Il problema principale che inizia a profilarsi è quello delle garanzie di sicurezza dell’Ucraina, che verosimilmente non potrà essere risolto senza un accordo su quelle da garantire a Mosca. Esso è essenziale per la sostenibilità, quindi per le stesse possibilità di un accordo di pace. Contrariamente a quanto molti ritengono, accordi simili a quello della Corea o a quello della Bosnia-Erzegovina sono impraticabili. Quello della Corea perché richiederebbe uno squilibrio di forze a favore della parte vittima del conflitto. L’Ucraina in caso di una soluzione tipo Corea dovrebbe acquisire un’autonomia strategica dotandosi anche di armi nucleari, come Israele, oppure non solo entrare a far parte della Nato, ma avere forze Nato permanenti dislocate sul suo territorio (in violazione a quanto stabilito dal Founding Act, basato sugli accordi Solana-Primakov del 1957). In caso di un accordo del tipo “Bosnia”, sia Russia che Ucraina dovrebbero accettare l’autorità di un Contact Group internazionale. L’appello alla semplice neutralità garantita internazionalmente non sarebbe mai accettata da Kyiv, dopo le violazioni dei negoziati che la garantivano a Budapest nel 1994 e nel Trattato di amicizia e Partenariato con Mosca del 1997.

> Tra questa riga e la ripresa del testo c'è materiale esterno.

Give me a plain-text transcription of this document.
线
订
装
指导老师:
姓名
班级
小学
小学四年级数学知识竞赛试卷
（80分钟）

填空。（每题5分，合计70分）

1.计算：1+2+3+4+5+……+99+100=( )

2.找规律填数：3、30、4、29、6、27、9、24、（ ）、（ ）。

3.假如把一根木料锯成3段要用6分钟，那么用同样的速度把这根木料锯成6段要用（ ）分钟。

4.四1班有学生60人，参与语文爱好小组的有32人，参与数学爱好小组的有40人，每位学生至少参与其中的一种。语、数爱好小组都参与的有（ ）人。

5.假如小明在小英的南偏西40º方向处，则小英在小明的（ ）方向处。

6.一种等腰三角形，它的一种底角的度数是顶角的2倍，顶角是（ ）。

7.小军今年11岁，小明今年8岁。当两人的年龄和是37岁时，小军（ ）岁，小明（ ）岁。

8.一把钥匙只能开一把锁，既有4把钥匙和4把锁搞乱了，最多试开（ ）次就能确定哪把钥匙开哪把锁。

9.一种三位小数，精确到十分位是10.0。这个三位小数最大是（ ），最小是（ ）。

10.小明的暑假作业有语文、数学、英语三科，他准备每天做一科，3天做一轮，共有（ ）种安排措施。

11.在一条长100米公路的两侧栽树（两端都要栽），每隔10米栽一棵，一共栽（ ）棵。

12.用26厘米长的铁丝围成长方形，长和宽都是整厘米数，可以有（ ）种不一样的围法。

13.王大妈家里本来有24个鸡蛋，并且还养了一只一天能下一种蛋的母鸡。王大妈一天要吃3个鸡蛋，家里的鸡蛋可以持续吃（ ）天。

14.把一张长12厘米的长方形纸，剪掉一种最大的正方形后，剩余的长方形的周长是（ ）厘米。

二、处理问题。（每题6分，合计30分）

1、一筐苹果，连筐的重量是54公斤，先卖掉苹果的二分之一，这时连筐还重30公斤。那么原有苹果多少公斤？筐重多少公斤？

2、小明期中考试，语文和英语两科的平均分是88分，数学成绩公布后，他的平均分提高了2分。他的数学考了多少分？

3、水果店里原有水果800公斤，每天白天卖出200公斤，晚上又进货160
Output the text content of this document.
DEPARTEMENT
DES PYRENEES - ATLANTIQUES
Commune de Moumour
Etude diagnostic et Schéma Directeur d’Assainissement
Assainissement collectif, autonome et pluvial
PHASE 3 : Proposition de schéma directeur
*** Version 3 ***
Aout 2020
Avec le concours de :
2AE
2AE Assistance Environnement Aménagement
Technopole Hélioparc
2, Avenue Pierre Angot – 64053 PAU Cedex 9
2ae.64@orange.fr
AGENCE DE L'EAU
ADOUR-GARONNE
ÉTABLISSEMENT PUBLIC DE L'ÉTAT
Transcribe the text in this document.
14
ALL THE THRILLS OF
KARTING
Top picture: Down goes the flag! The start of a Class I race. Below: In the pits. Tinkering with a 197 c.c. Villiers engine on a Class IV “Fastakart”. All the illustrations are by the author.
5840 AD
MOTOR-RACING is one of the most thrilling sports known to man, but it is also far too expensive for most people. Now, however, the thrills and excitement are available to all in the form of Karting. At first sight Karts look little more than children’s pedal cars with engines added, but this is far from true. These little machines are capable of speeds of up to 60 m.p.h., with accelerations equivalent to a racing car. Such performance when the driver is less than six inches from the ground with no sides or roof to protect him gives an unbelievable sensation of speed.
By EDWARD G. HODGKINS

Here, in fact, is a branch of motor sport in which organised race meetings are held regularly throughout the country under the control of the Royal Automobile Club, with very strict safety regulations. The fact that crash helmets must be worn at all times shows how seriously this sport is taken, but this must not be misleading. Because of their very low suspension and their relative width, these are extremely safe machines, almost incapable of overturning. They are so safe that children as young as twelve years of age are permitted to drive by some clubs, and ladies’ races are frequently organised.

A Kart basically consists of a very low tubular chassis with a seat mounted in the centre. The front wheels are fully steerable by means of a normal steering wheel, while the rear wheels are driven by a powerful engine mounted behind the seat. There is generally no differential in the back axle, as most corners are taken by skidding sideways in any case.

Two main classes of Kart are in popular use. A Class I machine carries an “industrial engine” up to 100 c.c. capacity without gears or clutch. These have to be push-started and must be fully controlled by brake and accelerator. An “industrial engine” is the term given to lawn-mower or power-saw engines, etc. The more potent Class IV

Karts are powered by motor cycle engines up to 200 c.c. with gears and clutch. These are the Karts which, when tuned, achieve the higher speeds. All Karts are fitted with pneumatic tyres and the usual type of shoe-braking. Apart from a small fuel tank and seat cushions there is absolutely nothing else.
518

Nonostante le speranze e le belle parole di pace e fraternità, i rapporti geopolitici sono quelli che sono. Chi invoca la trattativa deve precisare che essa è sempre fondata su un “do ut des”. Certamente una guerra che non sia una “Delenda Carthago”, si conclude sempre con un negoziato. Chi lo propone, e non vuole solo far chiacchiere, dovrebbe precisare che cosa dovrebbero offrire, sia l’Ucraina che la Russia e che cosa offrire (aiuti, soldi, ecc.) per facilitare la rispettiva offerta. Il cardinale Zuppi, che sa che cosa è una guerra e quali ne sono i meccanismi, ne è certamente consapevole. Non ha certo sentito la Nato abbaiare alle frontiere della Russia. La sua missione non è quella di mediare, fatto che con difficoltà potrebbero forse fare gli Usa e la Cina se si mettessero d’accordo, ma di salvaguardare la credibilità del “piano segreto” del Papa, che giornali anglosassoni hanno definito tanto segreto da essere ignorato anche da lui. Lo ha ridimensionato a iniziativa umanitaria (bambini rapiti, scambio di feriti e prigionieri, ecc.), facilitatrice di contatti e di uno spirito di collaborazione tale da agevolare i veri negoziati di pace, i quali – come la storia insegna – non escludono la continuazione del conflitto.